Single by Noel Gallagher's High Flying Birds

from the album Noel Gallagher's High Flying Birds
- B-side: "The Good Rebel"
- Released: 21 August 2011
- Genre: Rock, baroque pop
- Length: 3:36
- Label: Sour Mash
- Songwriter: Noel Gallagher
- Producers: Noel Gallagher, Dave Sardy

Noel Gallagher's High Flying Birds singles chronology
|  | "The Death of You and Me" (2011) | "AKA... What a Life!" (2011) |

= The Death of You and Me =

"The Death of You and Me" is the debut single by the English rock band Noel Gallagher's High Flying Birds. The song was written by Noel Gallagher as his first solo effort, and produced by Gallagher and Dave Sardy. It was released on 21 August 2011 by Sour Mash Records as the debut single and lead single from the band's eponymous debut album (2011). On 28 August 2011, the song debuted at number fifteen on the UK Singles Chart.

==Background==
Rumours that "The Death of You and Me" was the name of Gallagher's first solo single began to surface in June 2011. It was confirmed the following month that the song was to be released as the musician's first solo single on 21 August 2011, through Gallagher's own label Sour Mash Records with B-side "The Good Rebel". When asked at a press conference whether the meaning of the song was related to the relationship between himself and former bandmate and brother Liam, Gallagher replied that it was based on the saying "If we don't leave this place, it'll be the death of you and me", and that it was "a bit more romantic than that [his relationship with his brother]" and is "a romantic song about ... people escaping the surroundings they're in ... and having a jolly good time and living happily ever after".

==Music video==
Filmed in Los Angeles, California, the music video for "The Death of You and Me" starts at a café and a waitress serving customers including Gallagher before taking a break. She then goes outside and prepares to dive backwards into a swimming pool but is pushed in by Gallagher. She then gets out of the pool and walks through the café and out the front to see a band and a horse-drawn wagon, which appeared throughout the video, stopping outside the café. The wagon's door then opens and the waitress goes inside before the door slams shut. The video ends with the words To Be Continued (The 'story' then continues in the 2nd single from the album, AKA... What a Life!. The video was made available to viewers in the United Kingdom on 25 July 2011. It also shows that Noel Gallagher is left-handed despite playing the guitar right-handed.

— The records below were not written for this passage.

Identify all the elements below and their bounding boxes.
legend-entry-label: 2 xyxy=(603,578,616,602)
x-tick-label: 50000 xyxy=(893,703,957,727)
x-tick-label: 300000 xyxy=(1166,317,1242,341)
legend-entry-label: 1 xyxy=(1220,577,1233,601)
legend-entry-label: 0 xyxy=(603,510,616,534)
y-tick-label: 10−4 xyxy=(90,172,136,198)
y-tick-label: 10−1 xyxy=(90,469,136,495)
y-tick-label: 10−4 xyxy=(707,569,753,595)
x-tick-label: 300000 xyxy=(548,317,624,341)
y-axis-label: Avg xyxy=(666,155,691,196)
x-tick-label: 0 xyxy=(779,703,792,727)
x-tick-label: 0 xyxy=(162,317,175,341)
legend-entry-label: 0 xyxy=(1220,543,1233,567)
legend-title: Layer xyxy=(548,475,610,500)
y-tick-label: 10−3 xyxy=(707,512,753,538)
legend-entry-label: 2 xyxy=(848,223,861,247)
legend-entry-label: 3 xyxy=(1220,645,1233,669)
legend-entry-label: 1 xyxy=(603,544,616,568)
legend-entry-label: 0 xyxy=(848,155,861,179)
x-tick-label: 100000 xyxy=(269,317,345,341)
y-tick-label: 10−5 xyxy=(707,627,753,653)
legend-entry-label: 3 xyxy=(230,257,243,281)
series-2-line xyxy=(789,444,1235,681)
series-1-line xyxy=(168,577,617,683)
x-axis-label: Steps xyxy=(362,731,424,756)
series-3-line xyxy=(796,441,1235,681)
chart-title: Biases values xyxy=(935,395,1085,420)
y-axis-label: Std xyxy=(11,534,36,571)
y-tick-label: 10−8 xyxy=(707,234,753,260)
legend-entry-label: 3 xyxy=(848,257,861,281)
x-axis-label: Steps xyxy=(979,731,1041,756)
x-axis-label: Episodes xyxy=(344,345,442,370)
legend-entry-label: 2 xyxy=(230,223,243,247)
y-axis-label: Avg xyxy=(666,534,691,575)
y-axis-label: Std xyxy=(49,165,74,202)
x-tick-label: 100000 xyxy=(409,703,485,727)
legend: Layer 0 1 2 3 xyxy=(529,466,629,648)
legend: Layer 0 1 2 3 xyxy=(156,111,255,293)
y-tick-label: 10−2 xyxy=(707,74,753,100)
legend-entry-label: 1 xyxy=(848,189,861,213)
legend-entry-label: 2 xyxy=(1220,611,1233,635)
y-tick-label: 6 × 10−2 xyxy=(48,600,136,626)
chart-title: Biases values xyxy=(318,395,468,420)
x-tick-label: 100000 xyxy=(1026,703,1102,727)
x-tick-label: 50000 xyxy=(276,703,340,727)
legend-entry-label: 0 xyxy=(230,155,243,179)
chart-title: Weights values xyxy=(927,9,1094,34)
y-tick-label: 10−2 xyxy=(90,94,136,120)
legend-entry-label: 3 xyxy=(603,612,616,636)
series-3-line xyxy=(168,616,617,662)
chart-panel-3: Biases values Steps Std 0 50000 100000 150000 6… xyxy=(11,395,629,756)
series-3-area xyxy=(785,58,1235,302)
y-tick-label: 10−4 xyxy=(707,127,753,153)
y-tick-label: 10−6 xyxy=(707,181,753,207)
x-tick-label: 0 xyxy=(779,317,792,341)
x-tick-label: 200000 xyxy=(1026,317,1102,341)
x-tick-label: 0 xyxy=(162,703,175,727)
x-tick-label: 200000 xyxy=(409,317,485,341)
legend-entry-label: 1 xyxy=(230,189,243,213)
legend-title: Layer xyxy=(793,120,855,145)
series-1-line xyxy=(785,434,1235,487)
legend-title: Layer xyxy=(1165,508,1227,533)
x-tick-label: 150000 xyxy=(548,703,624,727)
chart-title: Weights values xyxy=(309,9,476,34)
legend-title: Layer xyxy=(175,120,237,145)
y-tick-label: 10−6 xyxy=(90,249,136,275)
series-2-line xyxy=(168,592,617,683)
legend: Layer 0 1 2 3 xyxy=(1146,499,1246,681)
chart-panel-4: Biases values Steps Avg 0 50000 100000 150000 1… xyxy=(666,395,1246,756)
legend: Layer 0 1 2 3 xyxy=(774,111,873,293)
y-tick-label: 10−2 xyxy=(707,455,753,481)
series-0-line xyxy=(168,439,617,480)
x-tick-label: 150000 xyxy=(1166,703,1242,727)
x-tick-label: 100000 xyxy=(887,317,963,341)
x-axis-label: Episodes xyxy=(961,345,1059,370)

The waitress is played by actress Devon Ogden. Directed and produced by Mike Bruce, with producers Blake West and Camille LaBry of United Film House.

==Track listing==

CD single, 7" vinyl
| No. | Title | Length |
|---|---|---|
| 1. | "The Death of You and Me" | 3:36 |
| 2. | "The Good Rebel" | 4:20 |

Digital download
| No. | Title | Length |
|---|---|---|
| 3. | "The Death of You and Me" (music video) | 4:01 |

==Charts==
=== Weekly charts ===

Weekly chart performance for "The Death of You and Me"
| Chart (2011) | Peak position |
|---|---|
| Belgium (Ultratip Bubbling Under Flanders) | 15 |
| Belgium (Ultratip Bubbling Under Wallonia) | 24 |
| Czech Republic Modern Rock (IFPI) | 7 |
| Ireland (IRMA) | 35 |
| Mexico Airplay (Billboard) | 21 |
| Scotland Singles (OCC) | 10 |
| UK Singles (OCC) | 15 |
| UK Indie (OCC) | 2 |

== Certifications ==

| Region | Certification | Certified units/sales |
| United Kingdom (BPI) | Silver | 200,000^{‡} |
^{‡} Sales+streaming figures based on certification alone.